Henry, sur la droite, en 1909

Et une vue du port, prise après la guerre 

  Déjà pas facile en temps de paix, la promenade dans les quarantièmes rugissants (presque cinquantièmes), la communication avec les Kerguelen a été interrompue durant la première guerre mondiale : vous imaginez bien qu'on ne devait pas y croiser grand monde...

René Bossière avait été nommé Résident de France depuis 1896, ce qui lui avait permis de s'autoriser à utiliser le joli cachet postal ornant ces lettres, mais d'après ce que j'ai pu trouver comme renseignements, l'île avait été évacuée pendant la guerre.

*****

  Toujours est-il que le 16 mars 1918, alors que la France fait face à l'offensive allemande, un certain Monsieur Brunel, demeurant dans le Xème arrondissement de Paris au n°10 de la rue Paradis, a un truc important à raconter à René, ou bien à lui envoyer. 
Pour plus de sûreté, il se décide pour un recommandé, et précise même "par le Cap de Bonne Espérance" à l'attention des postiers.

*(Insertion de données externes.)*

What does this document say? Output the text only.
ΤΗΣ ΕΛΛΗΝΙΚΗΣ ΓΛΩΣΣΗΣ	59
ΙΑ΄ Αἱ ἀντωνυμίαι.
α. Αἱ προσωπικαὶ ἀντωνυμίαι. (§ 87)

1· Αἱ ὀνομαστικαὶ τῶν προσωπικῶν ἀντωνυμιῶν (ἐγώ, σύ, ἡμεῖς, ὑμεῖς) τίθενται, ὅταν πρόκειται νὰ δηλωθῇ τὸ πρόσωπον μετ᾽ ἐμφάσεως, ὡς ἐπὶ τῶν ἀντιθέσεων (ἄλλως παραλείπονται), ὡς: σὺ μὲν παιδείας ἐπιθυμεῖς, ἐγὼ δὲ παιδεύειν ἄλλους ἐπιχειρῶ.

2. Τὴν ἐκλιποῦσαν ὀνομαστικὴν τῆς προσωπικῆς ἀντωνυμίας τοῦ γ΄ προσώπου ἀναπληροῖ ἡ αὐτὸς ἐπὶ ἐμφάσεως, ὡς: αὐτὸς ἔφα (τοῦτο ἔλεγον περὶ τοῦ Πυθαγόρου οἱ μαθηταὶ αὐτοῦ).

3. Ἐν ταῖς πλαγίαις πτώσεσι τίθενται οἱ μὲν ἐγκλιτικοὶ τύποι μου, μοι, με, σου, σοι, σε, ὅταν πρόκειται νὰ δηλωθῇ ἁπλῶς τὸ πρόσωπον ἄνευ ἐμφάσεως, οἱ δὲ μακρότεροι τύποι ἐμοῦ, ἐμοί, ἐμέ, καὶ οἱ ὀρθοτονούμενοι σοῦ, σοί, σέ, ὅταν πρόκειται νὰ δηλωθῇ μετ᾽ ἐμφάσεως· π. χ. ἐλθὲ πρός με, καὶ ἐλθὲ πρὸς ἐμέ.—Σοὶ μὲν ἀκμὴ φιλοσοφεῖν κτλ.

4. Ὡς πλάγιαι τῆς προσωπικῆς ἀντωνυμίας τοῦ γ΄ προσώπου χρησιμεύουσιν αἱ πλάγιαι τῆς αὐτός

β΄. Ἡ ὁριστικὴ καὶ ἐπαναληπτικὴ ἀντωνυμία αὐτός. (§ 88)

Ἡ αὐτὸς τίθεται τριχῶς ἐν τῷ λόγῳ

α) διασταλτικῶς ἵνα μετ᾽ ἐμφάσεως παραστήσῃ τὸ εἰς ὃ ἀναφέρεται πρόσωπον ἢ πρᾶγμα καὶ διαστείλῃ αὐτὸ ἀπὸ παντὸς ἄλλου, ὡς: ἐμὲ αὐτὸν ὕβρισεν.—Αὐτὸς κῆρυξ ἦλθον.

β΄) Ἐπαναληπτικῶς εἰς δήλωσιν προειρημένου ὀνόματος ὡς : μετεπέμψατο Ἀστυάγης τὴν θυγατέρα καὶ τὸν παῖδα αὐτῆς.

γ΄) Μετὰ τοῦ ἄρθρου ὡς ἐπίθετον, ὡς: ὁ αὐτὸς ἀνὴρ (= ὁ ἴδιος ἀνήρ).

Son courrier mettra presque 2 mois pour arriver en Afrique du Sud : à Durban le 9 mai, puis à Capetown - Kaapstad le 13 mai.

Mais comme toutes les communications étaient suspendues, la lettre va devoir être retournée dès le 16 mai vers la France.

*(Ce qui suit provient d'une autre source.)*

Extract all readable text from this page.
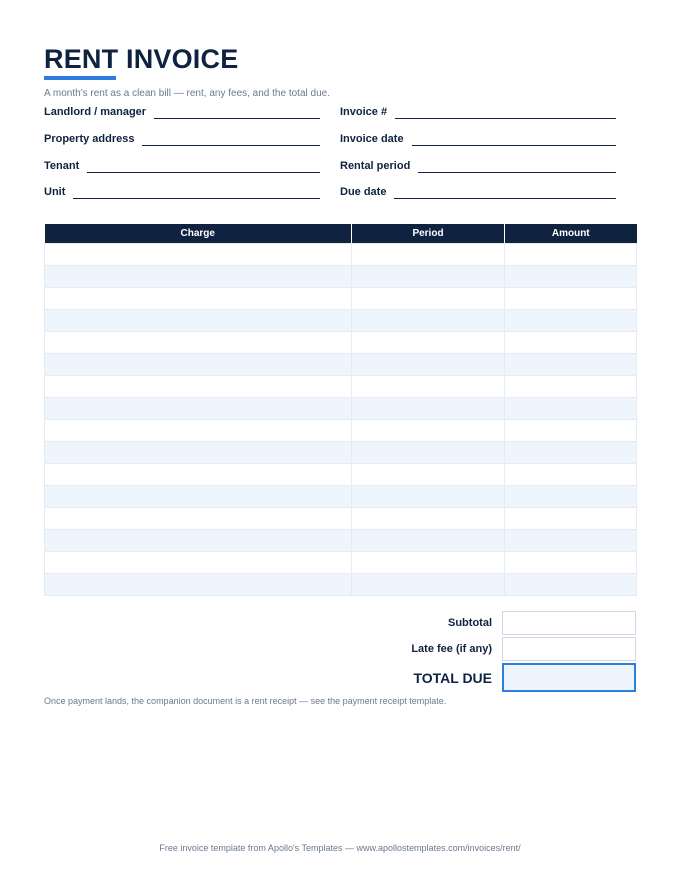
RENT INVOICE
A month's rent as a clean bill — rent, any fees, and the total due.
Landlord / manager
Property address
Tenant
Unit
Invoice #
Invoice date
Rental period
Due date
Charge	Period	Amount

Subtotal
Late fee (if any)
TOTAL DUE
Once payment lands, the companion document is a rent receipt — see the payment receipt template.
Free invoice template from Apollo's Templates — www.apollostemplates.com/invoices/rent/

Au passage, elle a bien évidemment été ouverte et contrôlée par la censure militaire, qui y a apposé son cachet violet au recto, et une étiquette au verso. Visiblement néerlandaise cette censure !

Un mois plus tard, elle est revenue au bureau de Paris X le 19 juin, où elle va chercher son destinataire (qui était d'ailleurs également son expéditeur) jusqu'au 24, pour finalement arriver à Ligny le Chatel dans l'Yonne le 26 juin. Mr Brunel ayant dû fuir à Varennes...

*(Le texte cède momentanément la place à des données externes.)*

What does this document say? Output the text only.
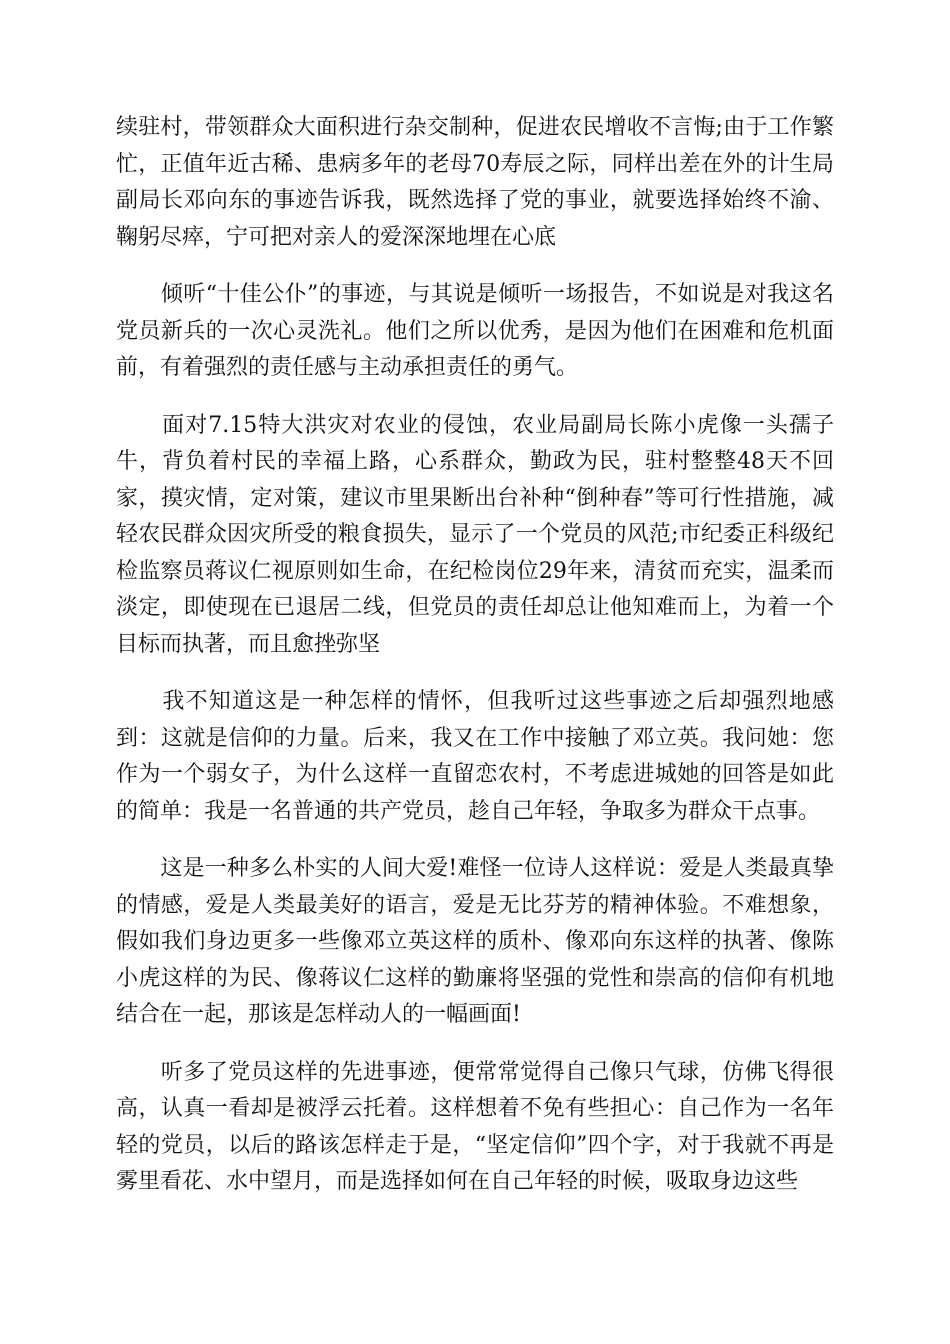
续驻村，带领群众大面积进行杂交制种，促进农民增收不言悔;由于工作繁忙，正值年近古稀、患病多年的老母70寿辰之际，同样出差在外的计生局副局长邓向东的事迹告诉我，既然选择了党的事业，就要选择始终不渝、鞠躬尽瘁，宁可把对亲人的爱深深地埋在心底

　　倾听“十佳公仆”的事迹，与其说是倾听一场报告，不如说是对我这名党员新兵的一次心灵洗礼。他们之所以优秀，是因为他们在困难和危机面前，有着强烈的责任感与主动承担责任的勇气。

　　面对7.15特大洪灾对农业的侵蚀，农业局副局长陈小虎像一头孺子牛，背负着村民的幸福上路，心系群众，勤政为民，驻村整整48天不回家，摸灾情，定对策，建议市里果断出台补种“倒种春”等可行性措施，减轻农民群众因灾所受的粮食损失，显示了一个党员的风范;市纪委正科级纪检监察员蒋议仁视原则如生命，在纪检岗位29年来，清贫而充实，温柔而淡定，即使现在已退居二线，但党员的责任却总让他知难而上，为着一个目标而执著，而且愈挫弥坚

　　我不知道这是一种怎样的情怀，但我听过这些事迹之后却强烈地感到：这就是信仰的力量。后来，我又在工作中接触了邓立英。我问她：您作为一个弱女子，为什么这样一直留恋农村，不考虑进城她的回答是如此的简单：我是一名普通的共产党员，趁自己年轻，争取多为群众干点事。

　　这是一种多么朴实的人间大爱!难怪一位诗人这样说：爱是人类最真挚的情感，爱是人类最美好的语言，爱是无比芬芳的精神体验。不难想象，假如我们身边更多一些像邓立英这样的质朴、像邓向东这样的执著、像陈小虎这样的为民、像蒋议仁这样的勤廉将坚强的党性和崇高的信仰有机地结合在一起，那该是怎样动人的一幅画面!

　　听多了党员这样的先进事迹，便常常觉得自己像只气球，仿佛飞得很高，认真一看却是被浮云托着。这样想着不免有些担心：自己作为一名年轻的党员，以后的路该怎样走于是，“坚定信仰”四个字，对于我就不再是雾里看花、水中望月，而是选择如何在自己年轻的时候，吸取身边这些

Un bien joli périple qui a laissé de nombreux cachets au dos de l'enveloppe :


  Pour moi qui m'amuse depuis longtemps à récolter des lettres affranchies avec ma chère Semeuse, pour des destinations lointaines, et avec retour à l'envoyeur, celle-ci est une des plus belles !

J'en ai bien trouvé celle-là, pour Papeete, qui est sympa aussi :


Tahiti est peut-être une île encore plus éloignée de tout, en kilomètres, que ne le sont les Kerguelen, mais reste vous l'avouerez, nettement plus avenante :

Une insulaire, dans la même posture que l'animal austral

Je termine en vous montrant à présent le recto de la vue de Port Jeanne d'Arc :


On y apprend que Monsieur Bossière profitait de ses voyages dans les terres australes pour en ramener et distribuer aux scientifiques amateurs, des photos d'éléphants de mer : chacun son truc !
Moi j'ai tendance à préférer les vahinés...



lundi 28 octobre 2019

Lettre Océan



  A l'époque où circulait notre Semeuse, pour les personnes et pour le courrier, traverser les mers et les océans représentait une réelle expédition. Avec ses dangers, ses coûts et ses délais. 
On prenait son temps. On réfléchissait avant de se lancer dans l'aventure !
L'aviation n'avait pas encore rétréci notre planète comme de nos jours.
On voyageait peu, lentement, et rarement très loin.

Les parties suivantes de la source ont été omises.